On one of her most recent trips in Exarcheia, we followed archaeologist Irini Gratsia, one of Monumenta’s founding members. We walked along small roads and came to a halt in front of some early 20th-century buildings on Methoni street. Dating from the 1920s, these homes are examples of the so-called “neoclassical craze.” Built for the poorer sections of society, they still followed a specific form and structure.

“This road is a prime example of many similar ones that exist and give identity to Athens, which is not formed by the palaces and mansions of Vasilissis Sofias avenue and other streets like it. Athens is mainly a middle-class city with many buildings to be rescued. And if you want to protect something, you have to document it very well,” said Gratsia.

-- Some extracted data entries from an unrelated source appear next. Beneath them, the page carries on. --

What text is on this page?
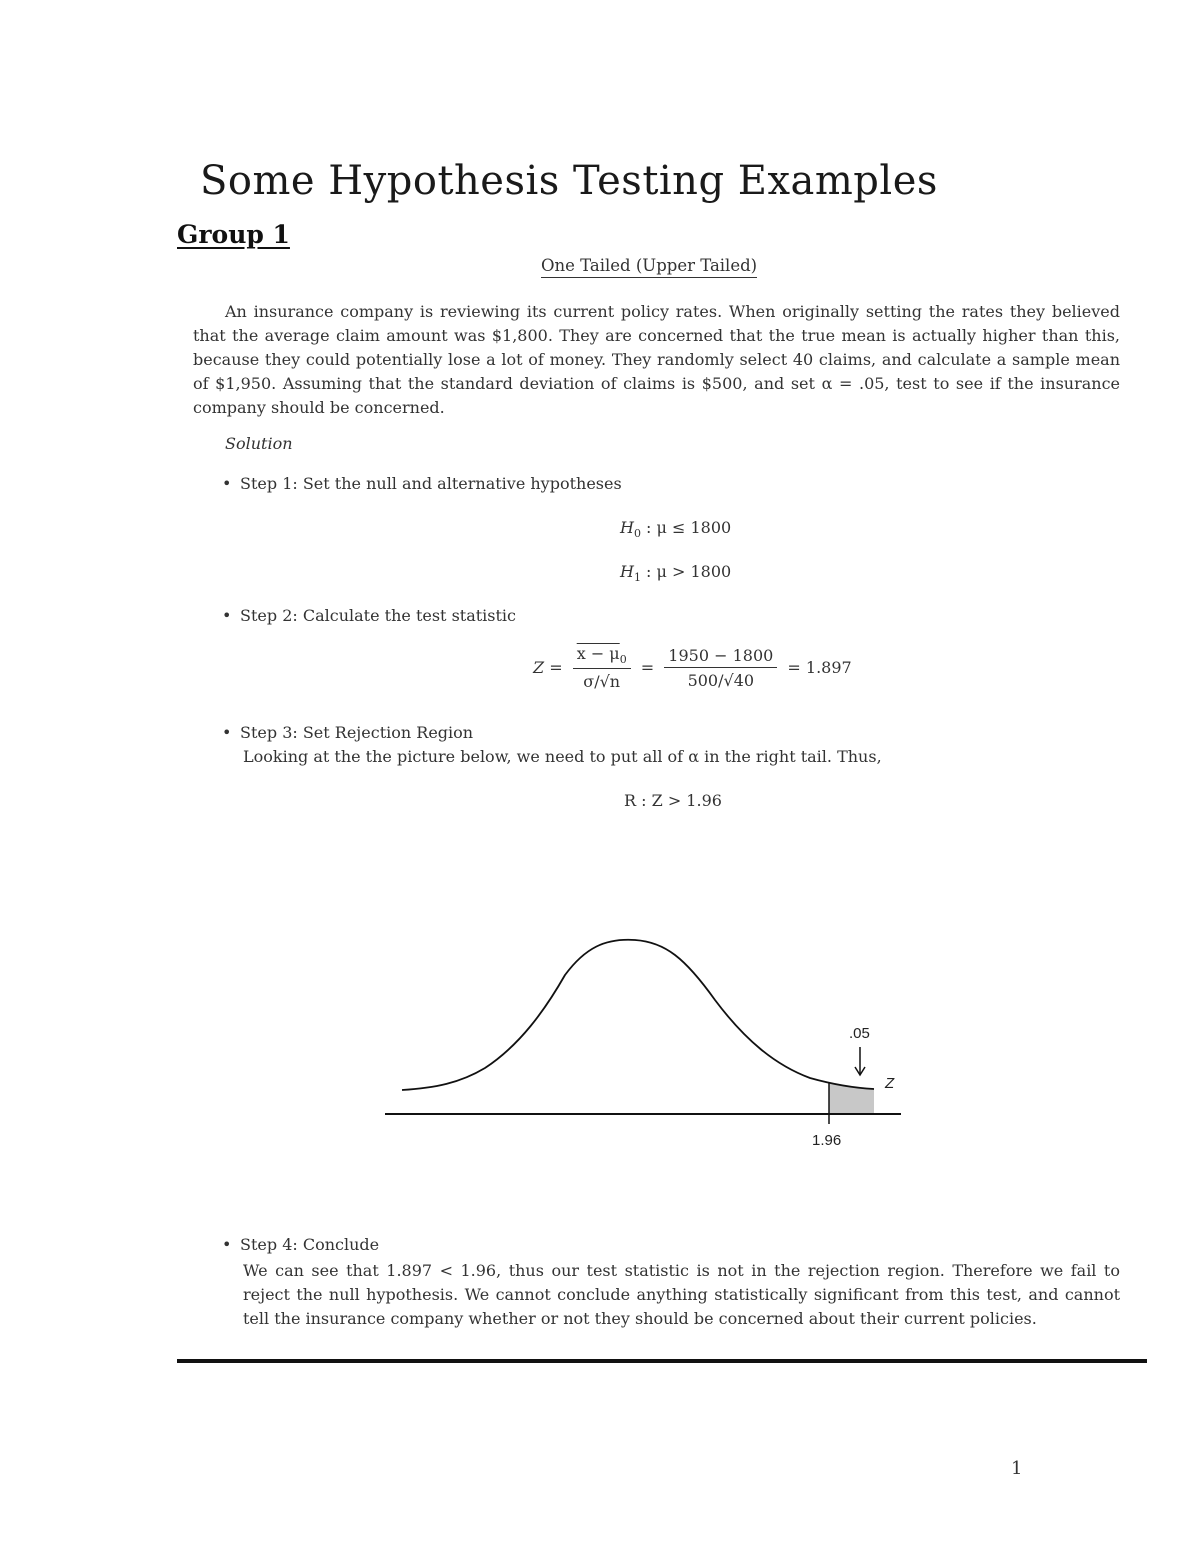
Some Hypothesis Testing Examples
Group 1
One Tailed (Upper Tailed)
An insurance company is reviewing its current policy rates. When originally setting the rates they believed that the average claim amount was $1,800. They are concerned that the true mean is actually higher than this, because they could potentially lose a lot of money. They randomly select 40 claims, and calculate a sample mean of $1,950. Assuming that the standard deviation of claims is $500, and set α = .05, test to see if the insurance company should be concerned.
Solution
• Step 1: Set the null and alternative hypotheses
$H_0$ : μ ≤ 1800
$H_1$ : μ > 1800
• Step 2: Calculate the test statistic
$Z = \frac{x - \mu_0}{\sigma/√n} = \frac{1950 - 1800}{500/√40} = 1.897$
• Step 3: Set Rejection Region
Looking at the the picture below, we need to put all of α in the right tail. Thus,
R : Z > 1.96
.05
Z
1.96
• Step 4: Conclude
We can see that 1.897 < 1.96, thus our test statistic is not in the rejection region. Therefore we fail to reject the null hypothesis. We cannot conclude anything statistically significant from this test, and cannot tell the insurance company whether or not they should be concerned about their current policies.
1
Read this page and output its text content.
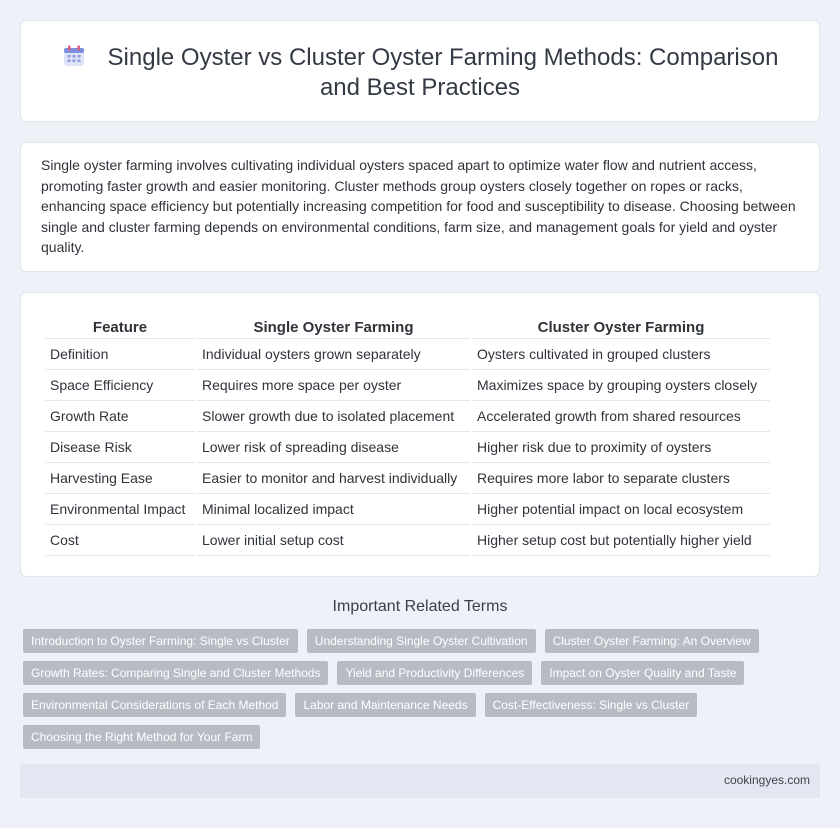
Single Oyster vs Cluster Oyster Farming Methods: Comparison and Best Practices

Single oyster farming involves cultivating individual oysters spaced apart to optimize water flow and nutrient access, promoting faster growth and easier monitoring. Cluster methods group oysters closely together on ropes or racks, enhancing space efficiency but potentially increasing competition for food and susceptibility to disease. Choosing between single and cluster farming depends on environmental conditions, farm size, and management goals for yield and oyster quality.

Feature	Single Oyster Farming	Cluster Oyster Farming
Definition	Individual oysters grown separately	Oysters cultivated in grouped clusters
Space Efficiency	Requires more space per oyster	Maximizes space by grouping oysters closely
Growth Rate	Slower growth due to isolated placement	Accelerated growth from shared resources
Disease Risk	Lower risk of spreading disease	Higher risk due to proximity of oysters
Harvesting Ease	Easier to monitor and harvest individually	Requires more labor to separate clusters
Environmental Impact	Minimal localized impact	Higher potential impact on local ecosystem
Cost	Lower initial setup cost	Higher setup cost but potentially higher yield
Important Related Terms
Introduction to Oyster Farming: Single vs Cluster	Understanding Single Oyster Cultivation	Cluster Oyster Farming: An Overview
Growth Rates: Comparing Single and Cluster Methods	Yield and Productivity Differences	Impact on Oyster Quality and Taste
Environmental Considerations of Each Method	Labor and Maintenance Needs	Cost-Effectiveness: Single vs Cluster
Choosing the Right Method for Your Farm
cookingyes.com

“Buildings represent the stories of the people who lived in them. ”

SMARTHONE APPLICATIONS

Disputes between tenants, over-taxation, lack of maintenance and lack of interest by the relevant bodies are the main reasons why many of these buildings have been abandoned. However, the valuable material gathered by Monumenta has created a protective shield for heritage buildings in Athens. They have been entered into a database called Docathens, which contains basic information about each building and will be updated constantly.

 

The next step is to launch a smartphone application, which has already been prepared, that gives the user free access to all of this information. With the application, the user can choose routes of interest to follow or give his or her current location and time to spare and receive suggestions for buildings to visit nearby.